Energy Composites Corp. faces a Friday deadline to either reach an agreement with Wisconsin Rapids or sell the nearly 94 acres of land back to the city at the original purchasing price, Mayor Mary Jo Carson said.
Carson said the sale doesn’t necessarily mean the project is dead, but it won’t happen right now.
“Obviously, ECC doesn’t want to hold us up in reference to that land, which we thank them for,” she said. “We appreciate their interest in their hometown.”
Carson said City Attorney Sue Schill has been working with the company’s attorney to reach a buy-back agreement.
On March 31, 2009, the company announced plans to build a 350,000-square-foot plant in the Rapids East Commerce Center that would create at least 400 local jobs. Since then, those plans expanded to 535,000 square feet and more than 600 positions.
To facilitate the project, the city later sold the Wisconsin Rapids-based company 93.7 acres of land in the Rapids East Commerce Center for $500 an acre – a 90 percent discount from the typical asking price – plus a $1,000 option fee, for a total price of $47,850.
Under the pending agreement, the city would buy back the land at the same price for which it sold it, Carson said.
“I’m glad to see it being sold back to the city at the original price,” City Council member Marion Hokamp said. “The sooner they do it, the better it’s going to be. Maybe we’re going to get somebody else interested (in the property).”
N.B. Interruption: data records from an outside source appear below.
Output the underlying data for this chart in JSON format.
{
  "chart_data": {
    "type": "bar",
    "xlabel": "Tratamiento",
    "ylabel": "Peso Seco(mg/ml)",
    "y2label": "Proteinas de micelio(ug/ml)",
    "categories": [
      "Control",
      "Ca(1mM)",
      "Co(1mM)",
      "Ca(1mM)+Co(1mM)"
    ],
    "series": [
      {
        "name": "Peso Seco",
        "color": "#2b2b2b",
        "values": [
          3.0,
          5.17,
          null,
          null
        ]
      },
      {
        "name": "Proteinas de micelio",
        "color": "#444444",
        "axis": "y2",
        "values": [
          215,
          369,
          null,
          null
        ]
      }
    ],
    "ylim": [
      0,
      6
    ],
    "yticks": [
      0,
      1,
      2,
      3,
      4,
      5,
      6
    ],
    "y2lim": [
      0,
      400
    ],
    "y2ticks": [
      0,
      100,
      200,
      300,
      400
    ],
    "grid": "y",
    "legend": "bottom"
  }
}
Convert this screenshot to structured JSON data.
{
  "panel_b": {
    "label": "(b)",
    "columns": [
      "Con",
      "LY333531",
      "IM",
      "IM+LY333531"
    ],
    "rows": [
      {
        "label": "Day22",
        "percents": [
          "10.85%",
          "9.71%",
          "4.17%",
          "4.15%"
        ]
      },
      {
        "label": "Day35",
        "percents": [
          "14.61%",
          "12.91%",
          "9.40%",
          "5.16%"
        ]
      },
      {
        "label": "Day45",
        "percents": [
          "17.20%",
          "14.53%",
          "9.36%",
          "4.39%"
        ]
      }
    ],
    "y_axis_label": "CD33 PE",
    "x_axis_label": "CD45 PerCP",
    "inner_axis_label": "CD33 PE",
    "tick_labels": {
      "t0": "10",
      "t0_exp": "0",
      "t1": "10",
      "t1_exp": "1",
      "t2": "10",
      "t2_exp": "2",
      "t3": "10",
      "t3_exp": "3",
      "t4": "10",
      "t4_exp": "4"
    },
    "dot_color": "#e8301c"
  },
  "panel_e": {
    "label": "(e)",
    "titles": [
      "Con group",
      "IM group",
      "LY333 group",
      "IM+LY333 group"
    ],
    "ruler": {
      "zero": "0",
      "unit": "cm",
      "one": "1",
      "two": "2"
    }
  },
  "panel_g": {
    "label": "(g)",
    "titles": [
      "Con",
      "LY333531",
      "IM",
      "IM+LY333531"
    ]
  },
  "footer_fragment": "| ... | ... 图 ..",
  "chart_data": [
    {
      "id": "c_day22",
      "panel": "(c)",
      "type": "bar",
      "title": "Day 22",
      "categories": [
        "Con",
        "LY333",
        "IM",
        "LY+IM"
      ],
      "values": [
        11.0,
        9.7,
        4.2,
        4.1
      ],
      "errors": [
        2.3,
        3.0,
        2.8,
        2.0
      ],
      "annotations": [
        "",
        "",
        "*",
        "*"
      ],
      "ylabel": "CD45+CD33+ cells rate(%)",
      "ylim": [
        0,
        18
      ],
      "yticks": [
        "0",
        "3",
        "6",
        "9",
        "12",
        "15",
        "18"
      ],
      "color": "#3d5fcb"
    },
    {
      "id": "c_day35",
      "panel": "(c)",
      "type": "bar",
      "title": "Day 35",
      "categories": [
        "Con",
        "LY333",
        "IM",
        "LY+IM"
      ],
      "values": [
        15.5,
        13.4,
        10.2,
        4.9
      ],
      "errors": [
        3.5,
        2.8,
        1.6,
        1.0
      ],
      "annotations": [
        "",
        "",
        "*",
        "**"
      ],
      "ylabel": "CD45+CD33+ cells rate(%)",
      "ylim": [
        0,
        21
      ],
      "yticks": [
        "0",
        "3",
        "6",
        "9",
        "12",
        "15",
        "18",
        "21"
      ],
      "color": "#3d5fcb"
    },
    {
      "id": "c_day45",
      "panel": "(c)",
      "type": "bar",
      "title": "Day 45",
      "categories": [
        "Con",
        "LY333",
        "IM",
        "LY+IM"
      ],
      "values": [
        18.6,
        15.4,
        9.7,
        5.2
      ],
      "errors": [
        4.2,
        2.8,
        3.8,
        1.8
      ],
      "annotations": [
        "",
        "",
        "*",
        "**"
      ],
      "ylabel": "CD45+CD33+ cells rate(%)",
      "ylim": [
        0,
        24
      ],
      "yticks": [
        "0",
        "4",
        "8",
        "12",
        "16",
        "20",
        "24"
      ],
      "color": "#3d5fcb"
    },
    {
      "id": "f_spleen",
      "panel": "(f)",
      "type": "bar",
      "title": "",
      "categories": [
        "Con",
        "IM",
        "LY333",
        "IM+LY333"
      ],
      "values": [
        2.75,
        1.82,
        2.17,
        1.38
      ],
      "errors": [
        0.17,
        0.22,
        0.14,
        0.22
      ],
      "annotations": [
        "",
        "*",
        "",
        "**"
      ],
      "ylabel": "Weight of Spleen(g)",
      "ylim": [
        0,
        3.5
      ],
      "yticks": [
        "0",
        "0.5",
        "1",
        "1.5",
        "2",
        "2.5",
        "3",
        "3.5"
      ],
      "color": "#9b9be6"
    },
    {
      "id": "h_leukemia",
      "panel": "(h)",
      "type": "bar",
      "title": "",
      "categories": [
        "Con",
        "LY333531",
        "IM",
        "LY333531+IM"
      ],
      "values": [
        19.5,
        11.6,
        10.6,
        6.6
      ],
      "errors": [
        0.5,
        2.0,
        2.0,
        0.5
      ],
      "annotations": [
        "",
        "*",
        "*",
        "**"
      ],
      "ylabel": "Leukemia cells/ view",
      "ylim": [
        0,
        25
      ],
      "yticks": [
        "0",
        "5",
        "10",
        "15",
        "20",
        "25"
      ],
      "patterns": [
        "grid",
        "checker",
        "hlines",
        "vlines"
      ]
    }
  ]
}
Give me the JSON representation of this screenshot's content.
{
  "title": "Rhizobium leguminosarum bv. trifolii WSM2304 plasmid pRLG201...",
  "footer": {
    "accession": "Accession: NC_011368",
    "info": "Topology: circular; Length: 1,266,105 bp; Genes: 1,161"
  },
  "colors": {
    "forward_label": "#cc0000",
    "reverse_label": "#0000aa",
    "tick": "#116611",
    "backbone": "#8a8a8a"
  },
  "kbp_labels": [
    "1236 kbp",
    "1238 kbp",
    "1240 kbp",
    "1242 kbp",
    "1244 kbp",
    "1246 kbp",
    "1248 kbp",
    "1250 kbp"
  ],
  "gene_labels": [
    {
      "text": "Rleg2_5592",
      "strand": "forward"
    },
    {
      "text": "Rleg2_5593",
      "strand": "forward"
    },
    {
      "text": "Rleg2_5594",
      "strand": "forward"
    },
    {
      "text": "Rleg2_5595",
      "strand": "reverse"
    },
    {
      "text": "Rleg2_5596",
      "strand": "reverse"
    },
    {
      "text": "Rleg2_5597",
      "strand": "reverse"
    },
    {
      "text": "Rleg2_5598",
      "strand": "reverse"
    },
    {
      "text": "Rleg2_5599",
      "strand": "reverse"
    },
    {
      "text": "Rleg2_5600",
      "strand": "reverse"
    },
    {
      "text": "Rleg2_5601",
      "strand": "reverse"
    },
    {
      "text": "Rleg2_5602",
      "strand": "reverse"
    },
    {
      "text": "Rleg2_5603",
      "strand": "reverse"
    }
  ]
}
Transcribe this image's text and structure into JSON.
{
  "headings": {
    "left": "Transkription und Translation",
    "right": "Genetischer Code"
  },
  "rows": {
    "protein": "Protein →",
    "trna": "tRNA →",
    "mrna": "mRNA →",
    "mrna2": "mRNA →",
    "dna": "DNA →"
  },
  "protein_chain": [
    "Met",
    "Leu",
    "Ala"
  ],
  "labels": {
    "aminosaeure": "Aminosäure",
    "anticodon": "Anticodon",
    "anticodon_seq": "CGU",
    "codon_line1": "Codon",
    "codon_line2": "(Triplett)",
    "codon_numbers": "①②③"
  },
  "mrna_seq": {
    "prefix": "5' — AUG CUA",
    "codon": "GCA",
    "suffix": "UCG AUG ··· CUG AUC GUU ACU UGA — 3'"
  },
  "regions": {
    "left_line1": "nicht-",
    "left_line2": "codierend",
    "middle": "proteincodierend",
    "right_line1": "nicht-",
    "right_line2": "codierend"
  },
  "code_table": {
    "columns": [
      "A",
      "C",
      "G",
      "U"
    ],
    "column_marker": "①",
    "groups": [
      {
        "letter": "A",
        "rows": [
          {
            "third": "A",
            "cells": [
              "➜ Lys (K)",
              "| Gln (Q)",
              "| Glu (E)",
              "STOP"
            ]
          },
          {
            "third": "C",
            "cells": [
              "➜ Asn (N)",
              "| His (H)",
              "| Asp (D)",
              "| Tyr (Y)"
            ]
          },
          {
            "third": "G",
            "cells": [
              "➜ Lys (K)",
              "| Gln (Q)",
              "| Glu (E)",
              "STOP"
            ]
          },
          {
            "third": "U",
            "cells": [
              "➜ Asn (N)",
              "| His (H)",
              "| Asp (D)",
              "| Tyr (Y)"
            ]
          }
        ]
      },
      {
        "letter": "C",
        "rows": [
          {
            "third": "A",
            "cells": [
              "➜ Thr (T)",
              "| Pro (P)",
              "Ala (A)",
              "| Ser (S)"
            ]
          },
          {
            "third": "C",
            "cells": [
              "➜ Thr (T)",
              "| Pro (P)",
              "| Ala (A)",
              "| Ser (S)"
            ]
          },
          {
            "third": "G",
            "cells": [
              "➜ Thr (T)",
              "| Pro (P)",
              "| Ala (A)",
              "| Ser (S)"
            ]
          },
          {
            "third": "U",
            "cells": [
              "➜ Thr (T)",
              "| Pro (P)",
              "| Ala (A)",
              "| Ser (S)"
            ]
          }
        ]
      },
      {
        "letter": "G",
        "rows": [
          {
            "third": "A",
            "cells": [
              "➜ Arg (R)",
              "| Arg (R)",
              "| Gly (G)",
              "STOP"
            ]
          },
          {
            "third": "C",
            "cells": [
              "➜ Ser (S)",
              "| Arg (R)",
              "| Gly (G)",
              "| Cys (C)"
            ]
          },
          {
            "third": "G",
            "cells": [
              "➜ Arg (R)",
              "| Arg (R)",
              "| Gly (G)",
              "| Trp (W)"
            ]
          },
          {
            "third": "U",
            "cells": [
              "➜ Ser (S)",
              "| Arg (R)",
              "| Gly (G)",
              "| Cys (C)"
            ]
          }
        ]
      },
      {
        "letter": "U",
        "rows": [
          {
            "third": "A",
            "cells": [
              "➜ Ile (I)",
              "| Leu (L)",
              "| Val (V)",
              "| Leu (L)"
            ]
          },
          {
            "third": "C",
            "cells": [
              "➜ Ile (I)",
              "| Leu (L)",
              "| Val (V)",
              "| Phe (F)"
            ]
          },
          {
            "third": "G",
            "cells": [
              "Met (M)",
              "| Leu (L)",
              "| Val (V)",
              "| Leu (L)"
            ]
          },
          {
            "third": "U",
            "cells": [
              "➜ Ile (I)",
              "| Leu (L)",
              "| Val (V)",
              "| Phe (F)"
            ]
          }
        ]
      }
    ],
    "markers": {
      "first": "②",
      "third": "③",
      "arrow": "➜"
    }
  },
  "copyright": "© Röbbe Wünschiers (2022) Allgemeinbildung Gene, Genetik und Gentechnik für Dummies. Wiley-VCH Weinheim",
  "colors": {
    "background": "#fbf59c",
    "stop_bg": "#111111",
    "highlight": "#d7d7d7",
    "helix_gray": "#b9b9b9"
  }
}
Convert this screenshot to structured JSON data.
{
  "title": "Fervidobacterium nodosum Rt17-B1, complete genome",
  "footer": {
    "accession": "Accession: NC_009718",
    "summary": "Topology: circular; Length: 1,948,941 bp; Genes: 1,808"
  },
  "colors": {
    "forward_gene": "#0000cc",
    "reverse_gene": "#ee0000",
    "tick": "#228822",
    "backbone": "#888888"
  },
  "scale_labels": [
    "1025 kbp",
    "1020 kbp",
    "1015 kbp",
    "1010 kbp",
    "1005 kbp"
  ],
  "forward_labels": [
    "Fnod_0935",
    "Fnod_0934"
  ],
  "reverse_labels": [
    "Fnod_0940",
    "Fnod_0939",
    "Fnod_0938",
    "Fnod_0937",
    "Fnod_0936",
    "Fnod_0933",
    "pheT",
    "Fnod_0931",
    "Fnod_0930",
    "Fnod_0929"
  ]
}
As part of the original development agreement, the city would have paid $1.5 million for infrastructure costs, including extending city streets and expanding railroad access to the property, and $6,000 for each full-time job the company created on or before Dec. 31, 2012, up to $3.8 million.
At this point, Wisconsin Rapids has not invested any money in the project, city Finance Director Tim Desorcy said.
A decline in bond market conditions led company officials to put the project on hold while they searched for investors. Those efforts have been unsuccessful.
Hokamp, who has publicly criticized Energy Composites for a lack of action, said the city should have bought the property back sooner. She remained skeptical of the project throughout the process.
“Way back when they started, I never thought it was going to be done,” she said. “They knew they weren’t going to have anything out there a long time ago.”
Other council members do not regret giving the company so long to bring the plan to fruition.
“I think we had to give them every opportunity to succeed,” council member Lee Albrecht said. “You have this carrot dangling out there that there are 600 jobs on the horizon; I think you have to do whatever you can to have that carrot come to you.”